Elle s'approcha, prudente de la fosse et observait en fronçant les sourcils. Rien ? ( Bon sang, il est mort noyé dans la fange ? )
Rien. Le silence, un lointain clapotis de gouttes qui tombent... Aucun signe de vie de l'homme vêtu de la tunique rouge qui la suivait. Un sentiment de crainte frappa Silmeria. Et si il avait été un espion au service de la milice. Après tout elle ne savait rien de lui, mais l'huile n'allait pas rester éternellement sous le marché, elle serait diluée à cause des prochaines pluies. Elle avait laissé un homme inconnu la suivre, il avait déjà été témoin du meurtre, avait sauvé un enfant et maintenant disparaissait juste avant qu'elle n'incendie les égouts. Ça sentait aussi mauvais que dans les sous-sols cette histoire. Un gros chat tomba à côté d'elle du rebord d'une fenêtre. Elle n'avait pas senti sa présence, ce qui la fit légèrement sursauter. Le chat noir se frottait à ses jambes en ronronnant, elle céda à la tentation et se baissa pour caresser le chat en pâmoison. Lui au moins était heureux, il profitait de la nourriture des pauvres et des riches ainsi que leurs caresses.
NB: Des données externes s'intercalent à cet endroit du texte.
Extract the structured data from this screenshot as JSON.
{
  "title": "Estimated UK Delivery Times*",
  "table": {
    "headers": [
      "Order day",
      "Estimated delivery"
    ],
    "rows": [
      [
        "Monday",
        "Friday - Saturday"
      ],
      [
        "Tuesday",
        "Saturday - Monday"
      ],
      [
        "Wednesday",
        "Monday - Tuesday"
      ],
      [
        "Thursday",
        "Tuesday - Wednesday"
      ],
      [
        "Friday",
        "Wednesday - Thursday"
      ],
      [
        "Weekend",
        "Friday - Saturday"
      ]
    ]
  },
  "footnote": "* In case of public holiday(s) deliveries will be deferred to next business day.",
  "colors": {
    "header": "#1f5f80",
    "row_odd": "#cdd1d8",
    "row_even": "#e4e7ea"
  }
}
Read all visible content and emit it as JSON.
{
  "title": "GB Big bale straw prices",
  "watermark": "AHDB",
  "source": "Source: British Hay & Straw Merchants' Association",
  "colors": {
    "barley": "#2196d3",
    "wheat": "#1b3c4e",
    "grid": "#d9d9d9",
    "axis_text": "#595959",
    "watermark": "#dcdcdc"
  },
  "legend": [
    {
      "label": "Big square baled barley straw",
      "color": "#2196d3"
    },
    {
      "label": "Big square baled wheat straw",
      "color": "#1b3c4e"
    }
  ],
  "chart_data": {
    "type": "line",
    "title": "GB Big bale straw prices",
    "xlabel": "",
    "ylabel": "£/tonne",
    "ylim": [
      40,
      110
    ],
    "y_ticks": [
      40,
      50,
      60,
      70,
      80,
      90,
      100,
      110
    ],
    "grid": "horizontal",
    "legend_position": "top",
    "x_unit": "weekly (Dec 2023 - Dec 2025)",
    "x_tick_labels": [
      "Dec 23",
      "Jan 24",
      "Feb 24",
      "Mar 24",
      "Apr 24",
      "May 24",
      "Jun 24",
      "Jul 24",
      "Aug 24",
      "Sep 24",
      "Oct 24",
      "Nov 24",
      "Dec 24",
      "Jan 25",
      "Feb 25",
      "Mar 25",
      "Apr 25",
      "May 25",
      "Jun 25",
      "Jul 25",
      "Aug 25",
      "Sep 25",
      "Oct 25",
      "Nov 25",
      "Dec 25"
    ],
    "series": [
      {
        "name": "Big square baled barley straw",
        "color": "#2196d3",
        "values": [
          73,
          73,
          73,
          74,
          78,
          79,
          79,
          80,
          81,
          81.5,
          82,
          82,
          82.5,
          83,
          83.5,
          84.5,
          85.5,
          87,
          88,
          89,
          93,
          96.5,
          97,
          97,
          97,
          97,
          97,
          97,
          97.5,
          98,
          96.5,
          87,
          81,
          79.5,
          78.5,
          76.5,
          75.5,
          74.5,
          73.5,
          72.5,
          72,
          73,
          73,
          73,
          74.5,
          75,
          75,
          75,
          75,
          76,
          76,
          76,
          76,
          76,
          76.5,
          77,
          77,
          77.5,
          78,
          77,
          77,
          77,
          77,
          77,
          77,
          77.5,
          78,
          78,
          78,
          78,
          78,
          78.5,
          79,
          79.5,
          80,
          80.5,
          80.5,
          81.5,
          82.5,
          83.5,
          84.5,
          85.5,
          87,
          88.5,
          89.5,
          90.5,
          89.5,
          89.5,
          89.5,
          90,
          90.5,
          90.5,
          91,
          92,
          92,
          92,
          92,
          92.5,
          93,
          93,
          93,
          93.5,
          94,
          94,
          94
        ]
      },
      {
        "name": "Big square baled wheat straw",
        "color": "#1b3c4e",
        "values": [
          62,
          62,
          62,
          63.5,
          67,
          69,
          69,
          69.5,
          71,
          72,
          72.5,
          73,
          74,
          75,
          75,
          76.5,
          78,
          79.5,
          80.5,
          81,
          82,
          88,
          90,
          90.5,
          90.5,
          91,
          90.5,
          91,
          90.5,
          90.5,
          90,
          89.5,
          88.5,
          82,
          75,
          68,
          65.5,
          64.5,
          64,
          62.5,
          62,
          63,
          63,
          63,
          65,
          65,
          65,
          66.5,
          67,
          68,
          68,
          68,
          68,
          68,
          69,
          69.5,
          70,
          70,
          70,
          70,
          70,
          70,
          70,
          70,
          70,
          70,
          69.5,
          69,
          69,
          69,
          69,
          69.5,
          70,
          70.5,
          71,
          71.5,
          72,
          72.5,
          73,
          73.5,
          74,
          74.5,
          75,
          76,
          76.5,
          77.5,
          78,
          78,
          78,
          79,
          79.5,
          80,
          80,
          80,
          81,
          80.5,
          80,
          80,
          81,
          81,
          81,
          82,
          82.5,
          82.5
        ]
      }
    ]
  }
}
L'animal quitta déjà la jeune femme, elle observait, accroupie l'animal marcher dans la ruelle, quelques poils de sa fourrure tiède étaient encore entre ses doigts. Elle aimerait bien avoir un chat, une petite boule de poil propre et affectueuse qu'elle pourrait retrouver le soir à l'auberge. Mais pas pour l'instant, elle avait l'intention de quitter la ville quelques temps après l'acte qu'elle s'apprêtait à commettre. Pour aller où, elle n'en avait pas la moindre idée mais c'était loin de la choquer. Si l'homme était un espion, il allait très vite se manifester à la tête d'un groupe de garde. Elle avait délivré un ours après avoir tué le dompteur ce qui avait causé la mort de deux hommes, elle avait tué une servante dans les bains pour faire comprendre à quelqu'un qu'elle ne plaisantait pas. Et aujourd'hui elle venait d'égorger une femme innocente et était prête à faire la même chose de son enfant. La loi était claire, c'était la corde.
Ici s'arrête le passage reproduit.